Comments (28)
Hi,
Cisco was on my list, more a lack of devices.
Ff you don't mind you could use this project (https://github.com/DMTF/Redfish-Mockup-Creator) and send me the mockup as tar and I will have a look.
But it will contain IP addresses, serial numbers and account data which you might want to anonymize.
from check_redfish.
Do you want the tar file attached to this issue?
from check_redfish.
just send it to my email address.
from check_redfish.
can you please test the latest "next-release" branch?
from check_redfish.
All checks works as expected, except power:
[CRITICAL]: Power supply 1 (700-014160-0000) status is: None
[CRITICAL]: Power supply 2 (700-014160-0000) status is: None|'ps_1'=213 'ps_2'=198 'voltage_PSU1_VOUT'=12.0 'voltage_PSU2_VOUT'=12.0 'voltage_P12V'=11.89 'voltage_P3V_BAT_SCALED'=3.04
from check_redfish.
That sounds great so far. Thank you for testing.

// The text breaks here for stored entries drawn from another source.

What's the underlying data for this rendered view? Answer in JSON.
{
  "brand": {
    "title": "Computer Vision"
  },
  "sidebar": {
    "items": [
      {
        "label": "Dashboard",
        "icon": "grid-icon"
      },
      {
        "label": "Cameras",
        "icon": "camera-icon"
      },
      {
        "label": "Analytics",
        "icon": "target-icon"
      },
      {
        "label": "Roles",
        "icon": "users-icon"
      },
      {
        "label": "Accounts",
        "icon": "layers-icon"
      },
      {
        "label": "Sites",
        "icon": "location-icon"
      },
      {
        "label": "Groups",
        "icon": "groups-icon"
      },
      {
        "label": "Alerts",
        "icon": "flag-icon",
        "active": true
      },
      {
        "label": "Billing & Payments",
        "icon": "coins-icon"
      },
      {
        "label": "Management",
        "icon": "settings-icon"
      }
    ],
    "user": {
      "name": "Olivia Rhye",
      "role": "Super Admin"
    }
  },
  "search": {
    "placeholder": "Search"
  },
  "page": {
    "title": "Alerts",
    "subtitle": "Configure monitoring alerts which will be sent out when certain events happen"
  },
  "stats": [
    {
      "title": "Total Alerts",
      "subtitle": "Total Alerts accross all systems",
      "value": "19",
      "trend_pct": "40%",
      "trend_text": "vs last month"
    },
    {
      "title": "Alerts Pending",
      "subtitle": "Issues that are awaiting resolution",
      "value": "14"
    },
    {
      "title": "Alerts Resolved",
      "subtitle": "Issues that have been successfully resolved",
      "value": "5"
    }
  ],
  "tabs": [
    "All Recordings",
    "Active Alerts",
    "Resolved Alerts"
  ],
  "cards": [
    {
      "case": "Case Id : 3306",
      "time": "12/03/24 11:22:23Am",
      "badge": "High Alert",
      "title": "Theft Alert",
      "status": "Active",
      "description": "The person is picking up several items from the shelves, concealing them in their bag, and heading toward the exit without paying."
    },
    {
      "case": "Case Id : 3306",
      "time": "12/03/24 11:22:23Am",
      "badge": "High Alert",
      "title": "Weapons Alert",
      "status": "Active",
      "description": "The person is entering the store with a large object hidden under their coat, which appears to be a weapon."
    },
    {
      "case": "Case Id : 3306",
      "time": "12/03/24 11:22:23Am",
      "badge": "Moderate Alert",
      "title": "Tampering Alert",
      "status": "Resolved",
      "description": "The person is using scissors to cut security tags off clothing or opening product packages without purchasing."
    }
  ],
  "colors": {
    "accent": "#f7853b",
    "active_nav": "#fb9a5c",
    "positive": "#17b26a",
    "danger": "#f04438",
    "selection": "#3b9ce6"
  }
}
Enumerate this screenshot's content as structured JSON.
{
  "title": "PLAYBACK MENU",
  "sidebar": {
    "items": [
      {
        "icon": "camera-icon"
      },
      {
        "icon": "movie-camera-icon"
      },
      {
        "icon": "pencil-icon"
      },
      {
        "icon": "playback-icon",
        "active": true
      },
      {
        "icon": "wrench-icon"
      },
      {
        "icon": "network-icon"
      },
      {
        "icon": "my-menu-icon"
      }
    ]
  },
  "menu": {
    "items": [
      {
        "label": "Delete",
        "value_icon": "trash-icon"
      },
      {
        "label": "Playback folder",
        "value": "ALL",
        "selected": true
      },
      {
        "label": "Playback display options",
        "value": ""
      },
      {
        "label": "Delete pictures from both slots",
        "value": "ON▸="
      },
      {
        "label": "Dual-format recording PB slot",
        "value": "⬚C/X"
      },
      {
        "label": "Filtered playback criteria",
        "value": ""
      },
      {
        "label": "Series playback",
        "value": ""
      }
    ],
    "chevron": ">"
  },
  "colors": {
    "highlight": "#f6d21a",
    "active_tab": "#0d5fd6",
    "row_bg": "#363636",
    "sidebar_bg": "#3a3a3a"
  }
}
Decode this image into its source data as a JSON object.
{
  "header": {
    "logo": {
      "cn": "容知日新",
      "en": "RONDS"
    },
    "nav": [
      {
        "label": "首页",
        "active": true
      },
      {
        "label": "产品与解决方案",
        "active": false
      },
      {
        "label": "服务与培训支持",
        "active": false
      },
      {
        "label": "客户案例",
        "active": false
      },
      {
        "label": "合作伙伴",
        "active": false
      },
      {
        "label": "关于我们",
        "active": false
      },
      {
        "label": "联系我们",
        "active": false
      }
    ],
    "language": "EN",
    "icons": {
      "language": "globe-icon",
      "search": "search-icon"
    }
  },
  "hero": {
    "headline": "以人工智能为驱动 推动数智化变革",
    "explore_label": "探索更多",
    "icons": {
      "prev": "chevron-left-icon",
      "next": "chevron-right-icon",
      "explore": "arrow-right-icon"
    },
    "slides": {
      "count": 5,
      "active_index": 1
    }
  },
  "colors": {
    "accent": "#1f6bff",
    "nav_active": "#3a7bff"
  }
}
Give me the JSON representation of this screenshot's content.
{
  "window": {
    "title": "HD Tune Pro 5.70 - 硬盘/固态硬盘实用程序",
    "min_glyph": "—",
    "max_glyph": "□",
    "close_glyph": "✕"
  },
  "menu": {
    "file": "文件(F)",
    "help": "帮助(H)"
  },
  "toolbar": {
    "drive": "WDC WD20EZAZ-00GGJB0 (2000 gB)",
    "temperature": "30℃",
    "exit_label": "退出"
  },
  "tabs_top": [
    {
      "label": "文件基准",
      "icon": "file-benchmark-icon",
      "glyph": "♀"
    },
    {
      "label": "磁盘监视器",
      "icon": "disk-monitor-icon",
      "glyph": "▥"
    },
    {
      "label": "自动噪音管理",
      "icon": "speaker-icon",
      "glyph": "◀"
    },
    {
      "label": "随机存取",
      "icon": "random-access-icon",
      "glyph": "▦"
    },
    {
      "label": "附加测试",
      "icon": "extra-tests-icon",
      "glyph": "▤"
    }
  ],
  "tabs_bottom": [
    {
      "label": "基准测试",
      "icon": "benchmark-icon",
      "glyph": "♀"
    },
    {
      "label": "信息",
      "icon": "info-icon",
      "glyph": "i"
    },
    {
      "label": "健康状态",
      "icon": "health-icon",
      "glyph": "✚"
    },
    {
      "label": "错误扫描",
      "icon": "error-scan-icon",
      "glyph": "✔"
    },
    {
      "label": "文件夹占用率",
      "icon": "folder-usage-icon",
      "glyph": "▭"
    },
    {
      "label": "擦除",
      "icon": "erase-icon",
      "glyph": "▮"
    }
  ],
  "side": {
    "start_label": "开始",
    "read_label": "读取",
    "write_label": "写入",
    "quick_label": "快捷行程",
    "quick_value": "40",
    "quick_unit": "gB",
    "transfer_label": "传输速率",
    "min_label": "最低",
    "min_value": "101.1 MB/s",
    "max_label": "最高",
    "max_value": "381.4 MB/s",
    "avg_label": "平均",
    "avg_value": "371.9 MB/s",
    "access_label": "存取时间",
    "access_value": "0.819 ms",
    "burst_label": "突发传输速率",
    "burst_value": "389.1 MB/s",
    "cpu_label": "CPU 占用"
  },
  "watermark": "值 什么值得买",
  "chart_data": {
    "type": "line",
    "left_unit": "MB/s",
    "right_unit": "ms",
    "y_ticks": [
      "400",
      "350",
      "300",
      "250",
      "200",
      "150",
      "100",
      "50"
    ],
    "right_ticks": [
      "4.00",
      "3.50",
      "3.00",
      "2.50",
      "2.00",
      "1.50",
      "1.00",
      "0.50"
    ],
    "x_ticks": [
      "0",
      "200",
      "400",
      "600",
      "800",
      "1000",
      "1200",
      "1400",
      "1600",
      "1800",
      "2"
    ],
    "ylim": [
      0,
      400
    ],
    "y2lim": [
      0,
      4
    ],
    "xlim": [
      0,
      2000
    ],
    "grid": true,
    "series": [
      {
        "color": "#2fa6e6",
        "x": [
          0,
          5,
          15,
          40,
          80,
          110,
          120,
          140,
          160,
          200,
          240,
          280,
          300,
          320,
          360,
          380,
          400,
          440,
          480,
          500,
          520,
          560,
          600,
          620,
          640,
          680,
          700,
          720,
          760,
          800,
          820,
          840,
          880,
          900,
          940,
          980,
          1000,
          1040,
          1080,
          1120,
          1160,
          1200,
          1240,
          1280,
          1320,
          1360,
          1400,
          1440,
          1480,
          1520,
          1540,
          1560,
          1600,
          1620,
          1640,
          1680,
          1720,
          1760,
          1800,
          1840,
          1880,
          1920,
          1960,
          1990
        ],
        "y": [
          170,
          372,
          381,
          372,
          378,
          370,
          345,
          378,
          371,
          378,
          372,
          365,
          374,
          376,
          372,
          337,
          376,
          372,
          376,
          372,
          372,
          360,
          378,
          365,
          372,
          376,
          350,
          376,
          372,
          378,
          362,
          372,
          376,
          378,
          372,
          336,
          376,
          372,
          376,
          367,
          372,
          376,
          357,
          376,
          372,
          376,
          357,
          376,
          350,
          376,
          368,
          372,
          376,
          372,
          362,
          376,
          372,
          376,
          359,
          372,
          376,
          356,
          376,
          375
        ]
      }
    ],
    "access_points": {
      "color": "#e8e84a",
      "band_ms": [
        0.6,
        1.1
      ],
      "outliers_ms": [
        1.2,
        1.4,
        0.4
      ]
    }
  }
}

The issue with the power supplies is that this instance doesn't report a Health status:
'PowerSupplies': [
{
'@odata.id': '/redfish/v1/Chassis/1/Power#/PowerSupplies/PSU1',
'FirmwareVersion': '1100101',
'InputRanges': [{'InputType': 'AC',
'MaximumFrequencyHz': 63,
'MaximumVoltage': 264,
'MinimumFrequencyHz': 47,
'MinimumVoltage': 90,
'OutputWattage': 770}],
'LastPowerOutputWatts': '212',
'LineInputVoltage': '223',
'LineInputVoltageType': 'AC',
'Manufacturer': 'Cisco Systems Inc',
'MemberID': 1,
'Model': '700-014160-0000',
'Name': 'PSU1',
'PartNumber': '341-0591-04',
'PowerSupplyType': 'AC',
'SerialNumber': 'ABC',
'SparePartNumber': '341-0591-04',
'Status': {'state': 'Enabled'}},
{'@odata.id': '/redfish/v1/Chassis/1/Power#/PowerSupplies/PSU2',
'FirmwareVersion': '1100101',
'InputRanges': [{'InputType': 'AC',
'MaximumFrequencyHz': 63,
'MaximumVoltage': 264,
'MinimumFrequencyHz': 47,
'MinimumVoltage': 90,
'OutputWattage': 770}],
'LastPowerOutputWatts': '194',
'LineInputVoltage': '223',
'LineInputVoltageType': 'AC',
'Manufacturer': 'Cisco Systems Inc',
'MemberID': 2,
'Model': '700-014160-0000',
'Name': 'PSU2',
'PartNumber': '341-0591-04',
'PowerSupplyType': 'AC',
'SerialNumber': 'ABD',
'SparePartNumber': '341-0591-04',
'Status': {'state': 'Enabled'}
}
]
according to the redfish standard it should be reported like this:
{'Health': 'OK', 'HealthRollup': 'OK', 'State': 'Enabled'}
Source DSP0268_2019.4_0.pdf Page 45
I don't know if all attributes are mendatory but a "Health" attribute would be quite helpfull in this case.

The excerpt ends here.